Of course, if it's me, I pay the $40,000 up front. I haven't made payments on a car since 1988.
Also, doesn't "APR" always mean that the interest is compounded continuously? A 12% annual rate, compounded monthly, has an APR of about 12.6825%.
link to original post
Your answer is for an APR of (1.12^(1/12) - 1) * 12 =~ 11.39% compounded MONTHLY for an APY of 12%, applied to a $50,000 loan instead of $40,000. Disagree
A few dollars off. DisagreeQuote: WizardQuote: Ace2If you decide to finance, how much would the monthly payment be?

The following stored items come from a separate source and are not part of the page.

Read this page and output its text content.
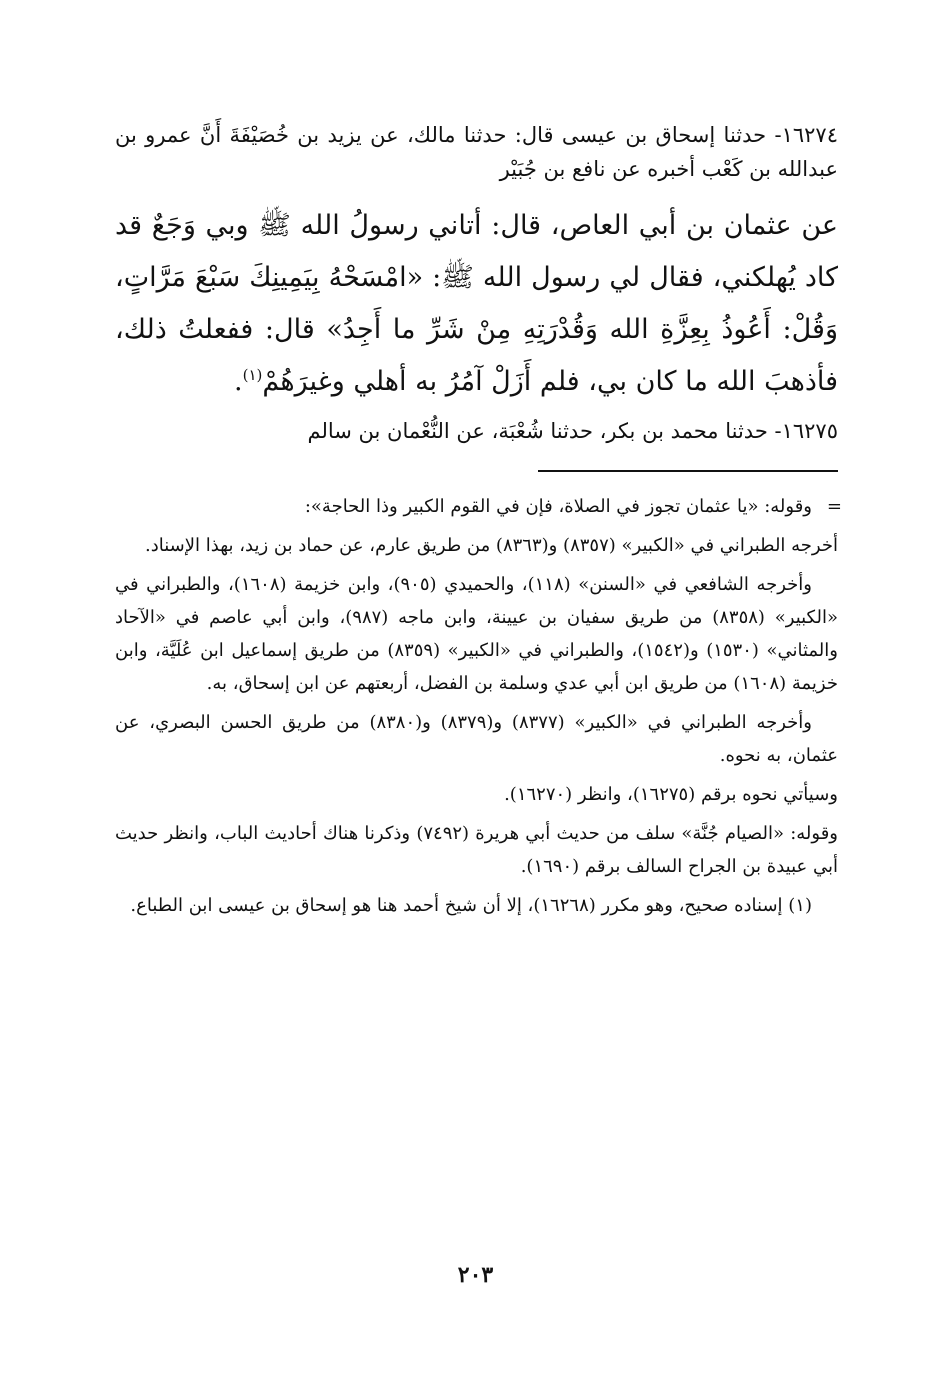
١٦٢٧٤- حدثنا إسحاق بن عيسى قال: حدثنا مالك، عن يزيد بن خُصَيْفَةَ أَنَّ عمرو بن عبدالله بن كَعْب أخبره عن نافع بن جُبَيْر

عن عثمان بن أبي العاص، قال: أتاني رسولُ الله ﷺ وبي وَجَعٌ قد كاد يُهلكني، فقال لي رسول الله ﷺ: «امْسَحْهُ بِيَمِينِكَ سَبْعَ مَرَّاتٍ، وَقُلْ: أَعُوذُ بِعِزَّةِ الله وَقُدْرَتِهِ مِنْ شَرِّ ما أَجِدُ» قال: ففعلتُ ذلك، فأذهبَ الله ما كان بي، فلم أَزَلْ آمُرُ به أهلي وغيرَهُمْ$^{(١)}$.

١٦٢٧٥- حدثنا محمد بن بكر، حدثنا شُعْبَة، عن النُّعْمان بن سالم

=
وقوله: «يا عثمان تجوز في الصلاة، فإن في القوم الكبير وذا الحاجة»:

أخرجه الطبراني في «الكبير» (٨٣٥٧) و(٨٣٦٣) من طريق عارم، عن حماد بن زيد، بهذا الإسناد.

وأخرجه الشافعي في «السنن» (١١٨)، والحميدي (٩٠٥)، وابن خزيمة (١٦٠٨)، والطبراني في «الكبير» (٨٣٥٨) من طريق سفيان بن عيينة، وابن ماجه (٩٨٧)، وابن أبي عاصم في «الآحاد والمثاني» (١٥٣٠) و(١٥٤٢)، والطبراني في «الكبير» (٨٣٥٩) من طريق إسماعيل ابن عُلَيَّة، وابن خزيمة (١٦٠٨) من طريق ابن أبي عدي وسلمة بن الفضل، أربعتهم عن ابن إسحاق، به.

وأخرجه الطبراني في «الكبير» (٨٣٧٧) و(٨٣٧٩) و(٨٣٨٠) من طريق الحسن البصري، عن عثمان، به نحوه.

وسيأتي نحوه برقم (١٦٢٧٥)، وانظر (١٦٢٧٠).

وقوله: «الصيام جُنَّة» سلف من حديث أبي هريرة (٧٤٩٢) وذكرنا هناك أحاديث الباب، وانظر حديث أبي عبيدة بن الجراح السالف برقم (١٦٩٠).

(١) إسناده صحيح، وهو مكرر (١٦٢٦٨)، إلا أن شيخ أحمد هنا هو إسحاق بن عيسى ابن الطباع.

٢٠٣
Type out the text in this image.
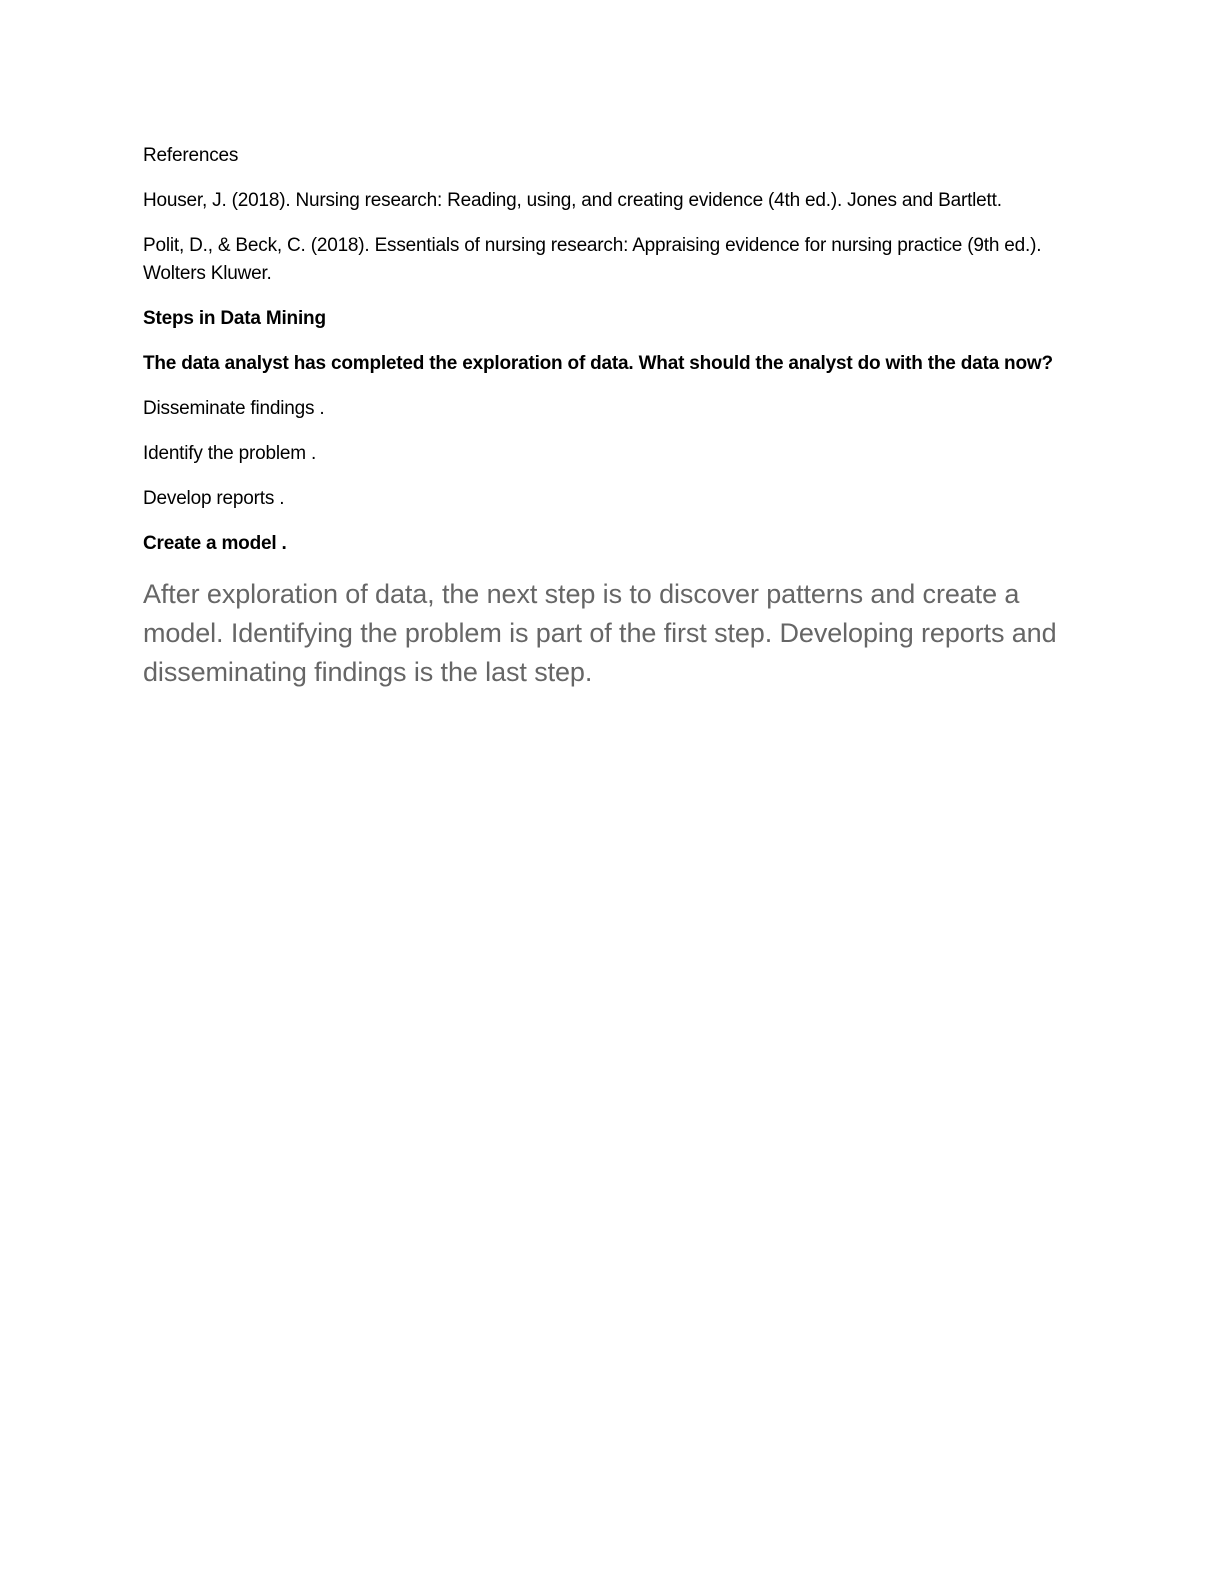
References

Houser, J. (2018). Nursing research: Reading, using, and creating evidence (4th ed.). Jones and Bartlett.

Polit, D., & Beck, C. (2018). Essentials of nursing research: Appraising evidence for nursing practice (9th ed.). Wolters Kluwer.

Steps in Data Mining

The data analyst has completed the exploration of data. What should the analyst do with the data now?

Disseminate findings .

Identify the problem .

Develop reports .

Create a model .

After exploration of data, the next step is to discover patterns and create a model. Identifying the problem is part of the first step. Developing reports and disseminating findings is the last step.
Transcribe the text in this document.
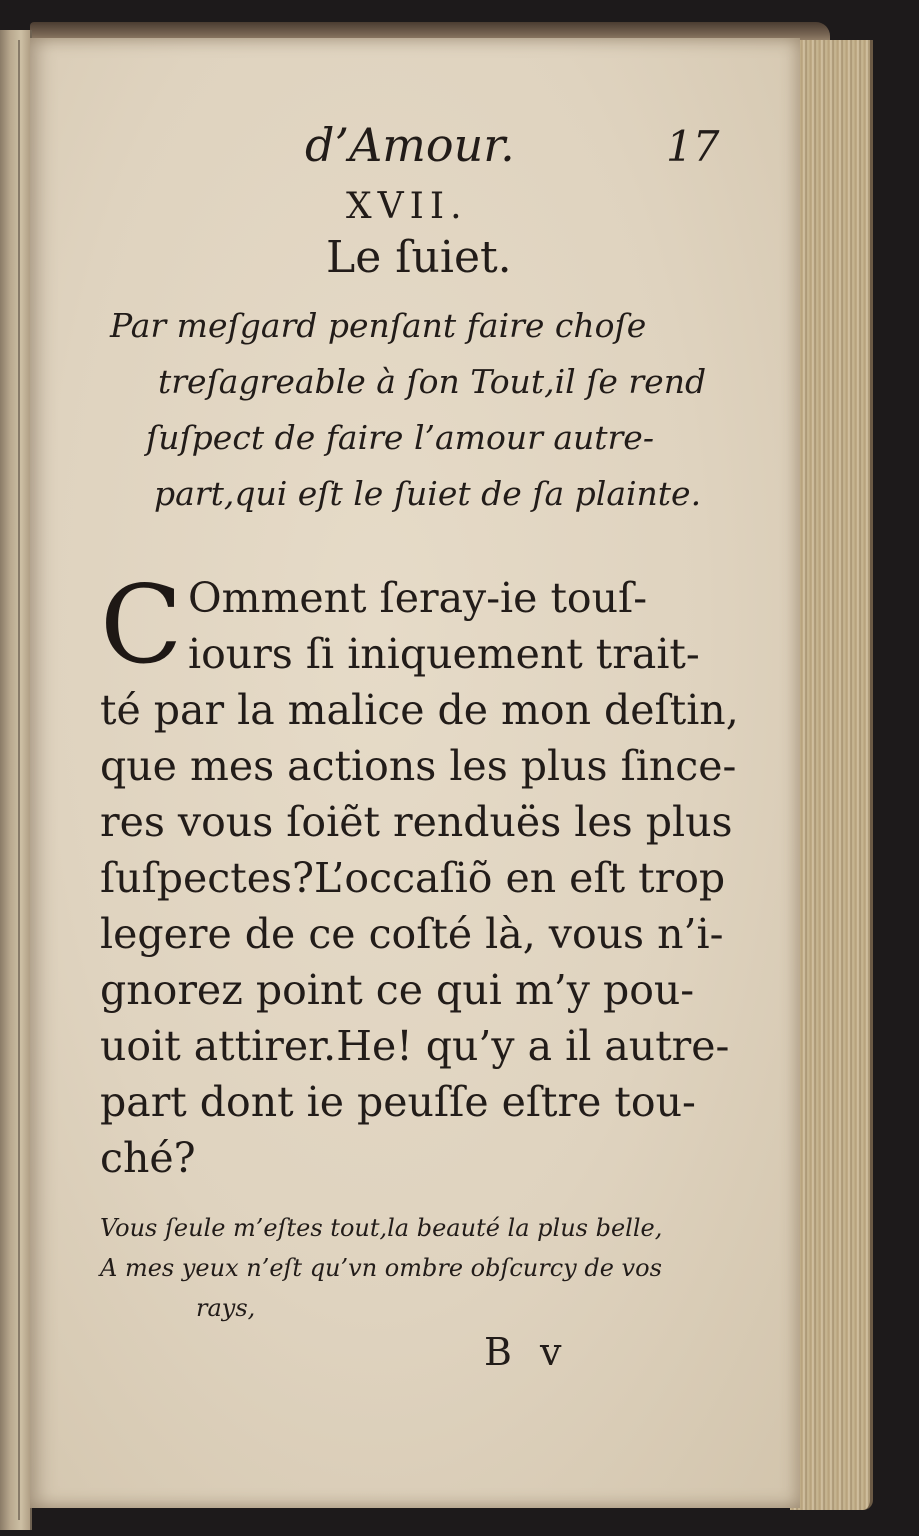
d’Amour.	17
XVII.
Le ſuiet.
Par meſgard penſant faire choſe
treſagreable à ſon Tout,il ſe rend
ſuſpect de faire l’amour autre-
part,qui eſt le ſuiet de ſa plainte.
C Omment ſeray-ie touſ-
iours ſi iniquement trait-
té par la malice de mon deſtin,
que mes actions les plus ſince-
res vous ſoiẽt renduës les plus
ſuſpectes?L’occaſiõ en eſt trop
legere de ce coſté là, vous n’i-
gnorez point ce qui m’y pou-
uoit attirer.He! qu’y a il autre-
part dont ie peuſſe eſtre tou-
ché?
Vous ſeule m’eſtes tout,la beauté la plus belle,
A mes yeux n’eſt qu’vn ombre obſcurcy de vos
rays,
B v
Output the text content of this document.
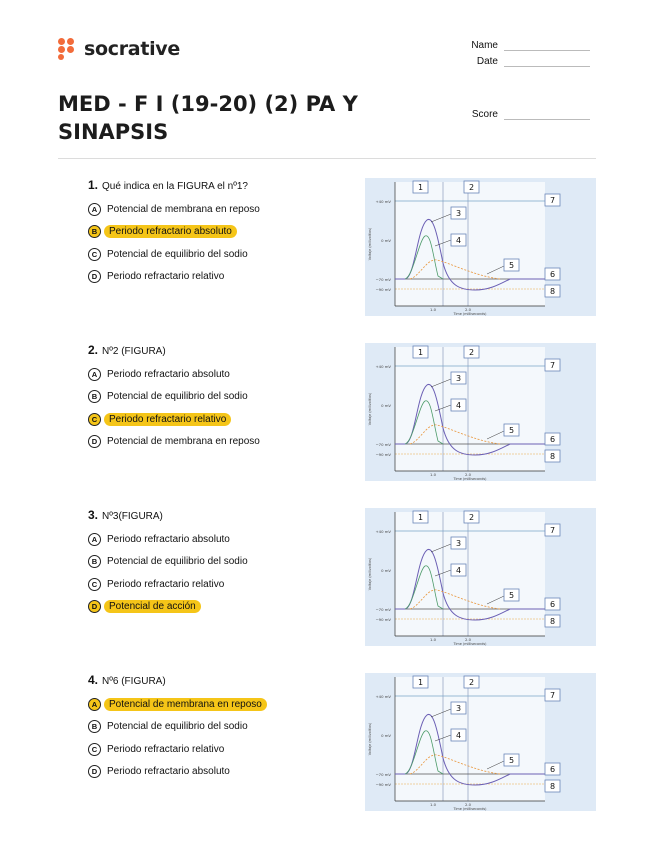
socrative	Name
Date
Score
MED - F I (19-20) (2) PA Y SINAPSIS
1. Qué indica en la FIGURA el nº1?
A Potencial de membrana en reposo
B	Periodo refractario absoluto
C Potencial de equilibrio del sodio
D Periodo refractario relativo
+40 mV
0 mV
−70 mV
−90 mV
1.0	2.0
Time (milliseconds)
Voltaje (milivoltios)
1	2
3
4
5
6
7
8
2. Nº2 (FIGURA)
A Periodo refractario absoluto
B Potencial de equilibrio del sodio
C	Periodo refractario relativo
D Potencial de membrana en reposo
+40 mV
0 mV
−70 mV
−90 mV
1.0	2.0
Time (milliseconds)
Voltaje (milivoltios)
1	2
3
4
5
6
7
8
3. Nº3(FIGURA)
A Periodo refractario absoluto
B Potencial de equilibrio del sodio
C Periodo refractario relativo
D	Potencial de acción
+40 mV
0 mV
−70 mV
−90 mV
1.0	2.0
Time (milliseconds)
Voltaje (milivoltios)
1	2
3
4
5
6
7
8
4. Nº6 (FIGURA)
A	Potencial de membrana en reposo
B Potencial de equilibrio del sodio
C Periodo refractario relativo
D Periodo refractario absoluto
+40 mV
0 mV
−70 mV
−90 mV
1.0	2.0
Time (milliseconds)
Voltaje (milivoltios)
1	2
3
4
5
6
7
8
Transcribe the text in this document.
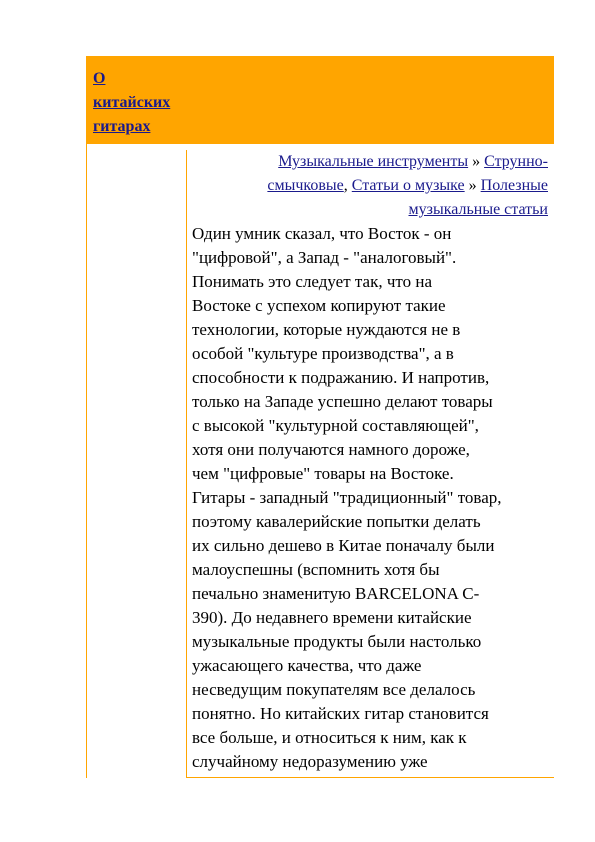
О
китайских
гитарах
Музыкальные инструменты » Струнно-
смычковые, Статьи о музыке » Полезные
музыкальные статьи
Один умник сказал, что Восток - он
"цифровой", а Запад - "аналоговый".
Понимать это следует так, что на
Востоке с успехом копируют такие
технологии, которые нуждаются не в
особой "культуре производства", а в
способности к подражанию. И напротив,
только на Западе успешно делают товары
с высокой "культурной составляющей",
хотя они получаются намного дороже,
чем "цифровые" товары на Востоке.
Гитары - западный "традиционный" товар,
поэтому кавалерийские попытки делать
их сильно дешево в Китае поначалу были
малоуспешны (вспомнить хотя бы
печально знаменитую BARCELONA C-
390). До недавнего времени китайские
музыкальные продукты были настолько
ужасающего качества, что даже
несведущим покупателям все делалось
понятно. Но китайских гитар становится
все больше, и относиться к ним, как к
случайному недоразумению уже
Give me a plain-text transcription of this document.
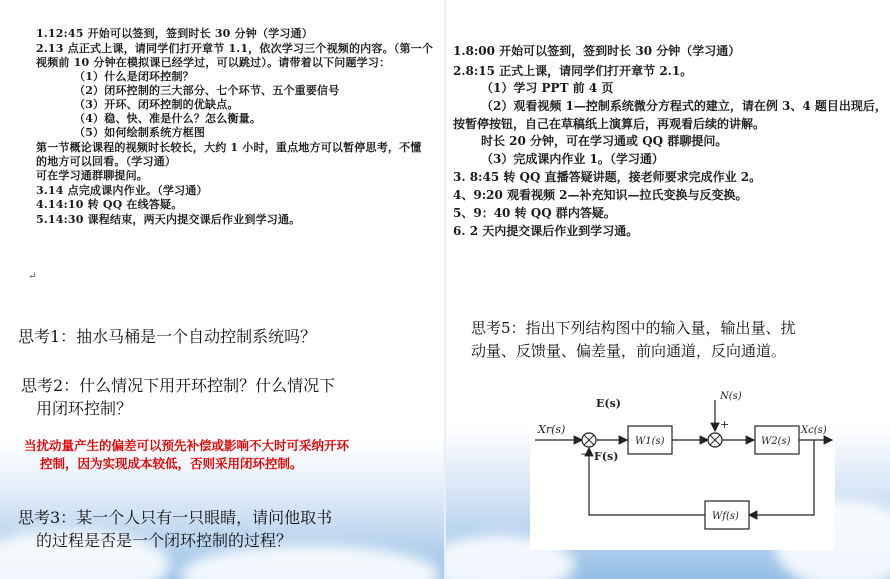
1.12:45 开始可以签到，签到时长 30 分钟（学习通）
2.13 点正式上课，请同学们打开章节 1.1，依次学习三个视频的内容。（第一个
视频前 10 分钟在模拟课已经学过，可以跳过）。请带着以下问题学习：
（1）什么是闭环控制？
（2）闭环控制的三大部分、七个环节、五个重要信号
（3）开环、闭环控制的优缺点。
（4）稳、快、准是什么？怎么衡量。
（5）如何绘制系统方框图
第一节概论课程的视频时长较长，大约 1 小时，重点地方可以暂停思考，不懂
的地方可以回看。（学习通）
可在学习通群聊提问。
3.14 点完成课内作业。（学习通）
4.14:10 转 QQ 在线答疑。
5.14:30 课程结束，两天内提交课后作业到学习通。
↵
1.8:00 开始可以签到，签到时长 30 分钟（学习通）
2.8:15 正式上课，请同学们打开章节 2.1。
（1）学习 PPT 前 4 页
（2）观看视频 1—控制系统微分方程式的建立，请在例 3、4 题目出现后，
按暂停按钮，自己在草稿纸上演算后，再观看后续的讲解。
时长 20 分钟，可在学习通或 QQ 群聊提问。
（3）完成课内作业 1。（学习通）
3. 8:45 转 QQ 直播答疑讲题，接老师要求完成作业 2。
4、9:20 观看视频 2—补充知识—拉氏变换与反变换。
5、9：40 转 QQ 群内答疑。
6. 2 天内提交课后作业到学习通。
思考1：抽水马桶是一个自动控制系统吗？
思考2：什么情况下用开环控制？什么情况下
用闭环控制？
当扰动量产生的偏差可以预先补偿或影响不大时可采纳开环
控制，因为实现成本较低，否则采用闭环控制。
思考3：某一个人只有一只眼睛，请问他取书
的过程是否是一个闭环控制的过程？
思考5：指出下列结构图中的输入量，输出量、扰
动量、反馈量、偏差量，前向通道，反向通道。
Xr(s)
−
E(s)
W1(s)
N(s)
+
W2(s)
Xc(s)
Wf(s)
F(s)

link to original post$905.01
link to original post
You have the right idea and are within a penny of the answer. I verified my answer by compounding one million times per month in excelQuote: charliepatrickUsing a spreadsheet I get about $890.99. This was using the assumption where you're initially charged 40c on $40,000 for the first 1/1000th of a month, and similar logic thereafter.
If the interest is 12% per year, then it's 1% per month, so it's .001% per 1/1000th month, etc.
As a comparison if 12% were applied each year and you never paid anything back, then on $40k after 5 years I get it you owe $70,493.67 (1.12^5*40k). Whereas the 1/1000th method gives it at 72,884.53.
link to original post
For full credit, you must give an exact expression of the answer. It cannot be answered exactly to two decimal places.
History and Hint: The mathematical constant e was discovered by Bernoulli in 1683 while studying compound interest
Agree. 🍺Quote: ThatDonGuyQuote: Ace2Now for a truly easy math puzzle.
You take a 100 foot board, make one random cut and keep the shorter piece. Then you take another 100 foot board, make two random cuts and keep the shortest piece. Then you take another 100 foot board, make three random cuts and keep the shortest piece. This pattern continues forever.
What's the expected length of all the shortest pieces combined?
link to original post
The expected length of cutting a 100-foot board into N pieces is 100 / N^2, so the sum is 100 / 2^2 + 100 / 3^2 + 100 / 4^2 + ...
= 100 (1 / 2^2 + 1 / 3^2 + 1 / 4^2 + ...)
= 100 ((1 + 1 / 2^2 + 1 / 3^2 + 1 / 4^2 + ...) - 1)
= 100 (PI^2 / 6 - 1)
= 50 PI^2 / 3 - 100, or about 64.4934.
link to original post
I’m still amazed that the solution to this problem uses pi.